Regulation of hexose transport in aortic endothelial cells by vascular permeability factor and tumor necrosis factor-alpha, but not by insulin

• Published in: The Journal of biological chemistry Vol. 265; no. 30; pp. 18051 - 18054
• Main Authors: Pekala, P, Marlow, M, Heuvelman, D, Connolly, D
• Format: Journal Article
• Language: English
• Published: Bethesda, MD Elsevier Inc 25.10.1990; American Society for Biochemistry and Molecular Biology
• Subjects: Animals; Aorta; Biological and medical sciences; Biological Transport - drug effects; Blotting, Northern; Cattle; Cell Division - drug effects; Cell Line; Cell physiology; Deoxyglucose - metabolism; endothelial cells; Endothelial Growth Factors - pharmacology; Endothelium, Vascular - metabolism; Fundamental and applied biological sciences.

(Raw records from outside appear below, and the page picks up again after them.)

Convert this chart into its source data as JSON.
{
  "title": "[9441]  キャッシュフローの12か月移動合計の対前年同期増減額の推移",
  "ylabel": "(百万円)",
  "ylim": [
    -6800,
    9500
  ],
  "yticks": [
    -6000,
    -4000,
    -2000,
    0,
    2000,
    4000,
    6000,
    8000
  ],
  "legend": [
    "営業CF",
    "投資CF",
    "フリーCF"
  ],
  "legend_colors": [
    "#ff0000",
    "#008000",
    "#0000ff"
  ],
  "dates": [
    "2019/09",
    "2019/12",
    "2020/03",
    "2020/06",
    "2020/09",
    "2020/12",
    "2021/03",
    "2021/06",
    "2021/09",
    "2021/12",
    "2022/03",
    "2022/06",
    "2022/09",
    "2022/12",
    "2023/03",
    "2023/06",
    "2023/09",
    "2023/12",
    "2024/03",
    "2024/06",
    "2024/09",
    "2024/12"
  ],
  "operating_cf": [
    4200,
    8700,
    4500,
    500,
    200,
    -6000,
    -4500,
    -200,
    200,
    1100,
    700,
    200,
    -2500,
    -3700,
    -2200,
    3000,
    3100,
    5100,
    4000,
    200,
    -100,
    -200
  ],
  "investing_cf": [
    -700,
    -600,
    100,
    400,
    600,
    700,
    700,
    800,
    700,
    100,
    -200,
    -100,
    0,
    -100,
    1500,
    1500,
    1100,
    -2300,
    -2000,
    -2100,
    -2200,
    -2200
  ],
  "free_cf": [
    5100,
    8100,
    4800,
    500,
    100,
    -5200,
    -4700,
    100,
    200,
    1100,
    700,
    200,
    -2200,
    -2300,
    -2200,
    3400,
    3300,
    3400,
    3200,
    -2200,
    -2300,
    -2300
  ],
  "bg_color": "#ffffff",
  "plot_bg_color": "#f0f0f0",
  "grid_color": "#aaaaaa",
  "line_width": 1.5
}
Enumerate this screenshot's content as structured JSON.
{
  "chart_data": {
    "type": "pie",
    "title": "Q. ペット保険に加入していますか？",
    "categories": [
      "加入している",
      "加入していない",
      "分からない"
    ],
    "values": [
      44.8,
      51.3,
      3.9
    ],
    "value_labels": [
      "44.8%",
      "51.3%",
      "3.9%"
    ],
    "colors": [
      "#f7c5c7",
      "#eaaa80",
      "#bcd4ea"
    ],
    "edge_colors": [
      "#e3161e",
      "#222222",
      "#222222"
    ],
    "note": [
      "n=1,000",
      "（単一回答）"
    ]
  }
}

Psychology; Gene Expression; glucose; Hexoses - metabolism; In Vitro Techniques; insulin; Insulin - pharmacology; Lymphokines - pharmacology; Molecular and cellular biology; Monosaccharide Transport Proteins - genetics; Responses to growth factors, tumor promotors, other factors; tumor necrosis factor- alpha; Tumor Necrosis Factor-alpha - pharmacology; Vascular Endothelial Growth Factor A; Vascular Endothelial Growth Factors; vascular permeability factor; Cell culture; Endothelial cell; Bovine; Glucose; Insulin; Northern blotting; Vertebrata; Regulation(control); Mammalia; Messenger RNA; Membrane transport; Artiodactyla; Ungulata; Comparative study; Tumor necrosis factor α
• ISSN: 0021-9258; 1083-351X
• DOI: 10.1016/S0021-9258(17)44710-7

Vascular permeability factor (VPF) is mitogenic for bovine aortic endothelial (BAE) cells, whereas tumor necrosis factor (TNF) is cytostatic and was found to completely block the mitogenic response to VPF. In contrast to the apparently antagonistic mitogenic effects that these two factors elicit, chronic exposure of BAE cells to either VPF of TNF resulted in significant (about 3-fold) increases in the rates of hexose transport. The concentrations required for half-maximal stimulation were 2 ng/ml (40 pM) for TNF and 4 ng/ml (100 pM) for VPF. Exposure to both factors simultaneously resulted in a greater stimulation of transport (about 7-fold) than exposure to either factor alone. Northern blot analysis indicated that the amount of message for the GLUT-1/erythrocyte form of the glucose transporter was specifically increased by treatment with VPF (5-fold), TNF (25-fold), or to both cytokines together (35-fold). Expression of mRNAs for the insulin-sensitive muscle/adipose transporter (GLUT-4), brain/fetal skeletal muscle transporter (GLUT-3), or the hepatic transporter (GLUT-2) were not detected in either control or treated cells. Acute or chronic exposure to insulin (10(-9) to 10(-6) M) did not activate hexose transport in BAE cells. Thus, glucose transport in aortic endothelial cells can be up-regulated by either VPF, a growth stimulator, or by TNF, a growth inhibitor, but not by insulin. The additive effect of the two cytokines together may be important in the control of increased glucose metabolism at sites of inflammation.